Written by William Schmitt on Tuesday, 29 November 2011.

One of ACE's longest traditions—and a rich source of memories for ACE teachers—will be convened for the eighteenth time in early December. Members of the ACE 17 and ACE 18 cohorts in ACE Teaching Fellows will gather at a retreat center outside Austin, Texas, for the annual ACE December Retreat.

About 170 teachers serving in 26 dioceses will mark the half-way point in the school year with experiences of prayer, personal reflection, community-building, and fun during the three-day weekend, starting Dec. 2.

They will be joined by numerous ACE faculty and staff members who support the teachers throughout the year. They will also be joined in spirit by ACE alumni for whom the retreat served as a milestone in their formation.

"Any ACEr, when thinking back to their happy memories of their time in ACE, would think of December Retreat," says Chuck Lamphier, director of ACE Advocates for Catholic Schools. The tradition goes back to ACE's first cohort, formed in 1994, he says. It is inseparable from the character of ACE Teaching Fellows and the movement that has grown from it because "ACE is so based on relationship—on knowing each other."

The retreat starts on Friday with a focus on reuniting—the renewal of friendships that grew during the summer of ACE courses at the University of Notre Dame. Alongside the individual get-togethers, people celebrate that they are part of a broad ACE community. Events of the day alert people to the latest news of the ACE movement and nurture everyone's professional and spiritual growth.

Much of Saturday is devoted to discussions looking back at the experiences of the first semester, looking ahead to career planning for life after ACE, and addressing the challenges of community life. (ACE teachers live in community in houses near the schools where they serve.)

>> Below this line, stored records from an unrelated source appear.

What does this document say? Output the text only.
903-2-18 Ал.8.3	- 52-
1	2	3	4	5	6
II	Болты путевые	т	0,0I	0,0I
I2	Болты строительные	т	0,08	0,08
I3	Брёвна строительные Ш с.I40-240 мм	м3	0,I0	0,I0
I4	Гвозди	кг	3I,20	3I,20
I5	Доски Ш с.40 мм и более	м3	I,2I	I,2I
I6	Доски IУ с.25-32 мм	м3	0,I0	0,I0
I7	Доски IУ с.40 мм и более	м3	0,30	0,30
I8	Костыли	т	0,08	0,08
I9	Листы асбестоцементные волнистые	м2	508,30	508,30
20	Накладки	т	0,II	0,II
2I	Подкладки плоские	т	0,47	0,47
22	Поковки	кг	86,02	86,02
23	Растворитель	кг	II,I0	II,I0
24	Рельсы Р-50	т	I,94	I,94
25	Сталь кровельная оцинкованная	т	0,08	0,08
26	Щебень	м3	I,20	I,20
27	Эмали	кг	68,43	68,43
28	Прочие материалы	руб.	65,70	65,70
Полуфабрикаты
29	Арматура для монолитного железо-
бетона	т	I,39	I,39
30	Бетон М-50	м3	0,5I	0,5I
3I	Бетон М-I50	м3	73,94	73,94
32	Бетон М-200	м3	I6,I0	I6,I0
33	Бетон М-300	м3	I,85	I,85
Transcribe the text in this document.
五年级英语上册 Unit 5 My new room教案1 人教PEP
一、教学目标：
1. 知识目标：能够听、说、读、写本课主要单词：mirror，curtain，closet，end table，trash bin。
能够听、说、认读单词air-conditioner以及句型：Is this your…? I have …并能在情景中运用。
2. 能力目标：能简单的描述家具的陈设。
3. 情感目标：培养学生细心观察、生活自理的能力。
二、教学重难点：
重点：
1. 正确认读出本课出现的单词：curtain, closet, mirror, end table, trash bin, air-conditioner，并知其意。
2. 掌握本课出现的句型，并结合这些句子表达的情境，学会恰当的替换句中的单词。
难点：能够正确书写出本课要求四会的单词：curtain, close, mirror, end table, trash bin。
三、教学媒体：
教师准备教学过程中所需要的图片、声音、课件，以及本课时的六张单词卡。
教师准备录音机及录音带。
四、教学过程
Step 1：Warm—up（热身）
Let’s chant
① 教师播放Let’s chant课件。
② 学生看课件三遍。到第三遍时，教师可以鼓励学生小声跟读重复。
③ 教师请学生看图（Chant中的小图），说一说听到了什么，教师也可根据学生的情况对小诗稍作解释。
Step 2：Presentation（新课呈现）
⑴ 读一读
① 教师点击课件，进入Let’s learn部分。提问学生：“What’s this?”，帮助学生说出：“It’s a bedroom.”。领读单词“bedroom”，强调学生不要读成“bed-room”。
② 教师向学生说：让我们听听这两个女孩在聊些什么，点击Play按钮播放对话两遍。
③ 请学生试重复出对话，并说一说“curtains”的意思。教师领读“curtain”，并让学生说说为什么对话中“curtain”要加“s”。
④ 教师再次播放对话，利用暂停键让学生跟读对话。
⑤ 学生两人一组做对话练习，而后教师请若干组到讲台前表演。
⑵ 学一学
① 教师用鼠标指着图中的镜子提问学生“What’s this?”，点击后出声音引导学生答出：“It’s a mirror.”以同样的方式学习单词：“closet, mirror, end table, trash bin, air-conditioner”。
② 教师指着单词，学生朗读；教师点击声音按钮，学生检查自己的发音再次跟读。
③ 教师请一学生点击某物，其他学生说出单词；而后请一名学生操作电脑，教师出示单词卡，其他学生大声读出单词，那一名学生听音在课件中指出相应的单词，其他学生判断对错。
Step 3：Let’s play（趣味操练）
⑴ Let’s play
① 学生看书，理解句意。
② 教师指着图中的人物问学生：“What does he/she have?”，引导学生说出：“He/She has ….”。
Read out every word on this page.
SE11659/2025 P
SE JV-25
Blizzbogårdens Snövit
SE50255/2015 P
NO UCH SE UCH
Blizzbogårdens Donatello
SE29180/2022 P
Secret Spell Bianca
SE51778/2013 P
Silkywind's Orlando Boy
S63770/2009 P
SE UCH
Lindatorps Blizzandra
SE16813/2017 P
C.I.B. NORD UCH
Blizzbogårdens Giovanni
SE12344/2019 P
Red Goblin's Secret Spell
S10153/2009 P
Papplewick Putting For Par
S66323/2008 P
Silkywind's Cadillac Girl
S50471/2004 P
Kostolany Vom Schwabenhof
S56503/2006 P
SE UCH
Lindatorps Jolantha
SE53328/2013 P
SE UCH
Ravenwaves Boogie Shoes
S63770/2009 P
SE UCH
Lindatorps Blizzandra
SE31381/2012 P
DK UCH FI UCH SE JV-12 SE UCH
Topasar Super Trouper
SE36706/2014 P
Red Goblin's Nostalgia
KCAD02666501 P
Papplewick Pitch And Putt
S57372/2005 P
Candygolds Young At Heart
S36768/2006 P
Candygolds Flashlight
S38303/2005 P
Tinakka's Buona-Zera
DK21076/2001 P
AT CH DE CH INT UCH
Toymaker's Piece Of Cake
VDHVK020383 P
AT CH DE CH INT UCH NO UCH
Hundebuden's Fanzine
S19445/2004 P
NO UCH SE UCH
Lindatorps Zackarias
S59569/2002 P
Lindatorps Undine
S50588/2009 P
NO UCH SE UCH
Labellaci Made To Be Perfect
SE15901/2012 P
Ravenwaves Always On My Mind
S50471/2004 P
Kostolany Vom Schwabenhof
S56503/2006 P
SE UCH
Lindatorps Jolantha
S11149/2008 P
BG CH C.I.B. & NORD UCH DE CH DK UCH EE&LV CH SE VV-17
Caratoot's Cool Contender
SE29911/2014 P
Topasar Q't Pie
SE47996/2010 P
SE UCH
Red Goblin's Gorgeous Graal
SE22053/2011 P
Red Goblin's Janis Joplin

Everyone gathers again Sunday morning for Mass. Then, the retreatants must start getting back to their local communities—in Florida and California, in Texas and Tennessee, and many places in-between—in time for the school bell to ring Monday morning.

The Austin area has been the site for these retreats since 2004, largely because it is within reasonable driving distance of many ACE partner dioceses. Before Austin was used, the retreat was held at a site near New Orleans—a site ravaged by Hurricane Katrina in 2005.

Whatever means of transportation they use to attend the retreat, participants' expenses are paid for by ACE because it is such an important part of every teacher's formation. All three pillars of ACE—professional service, community, and spirituality—are affirmed during the three days, Lamphier points out.

The December Retreat of 2011 will again offer testimony to the diverse experiences and pastoral care that make ACE a unique preparation for teachers and a providentially gifted instrument for sustaining and strengthening Catholic schools.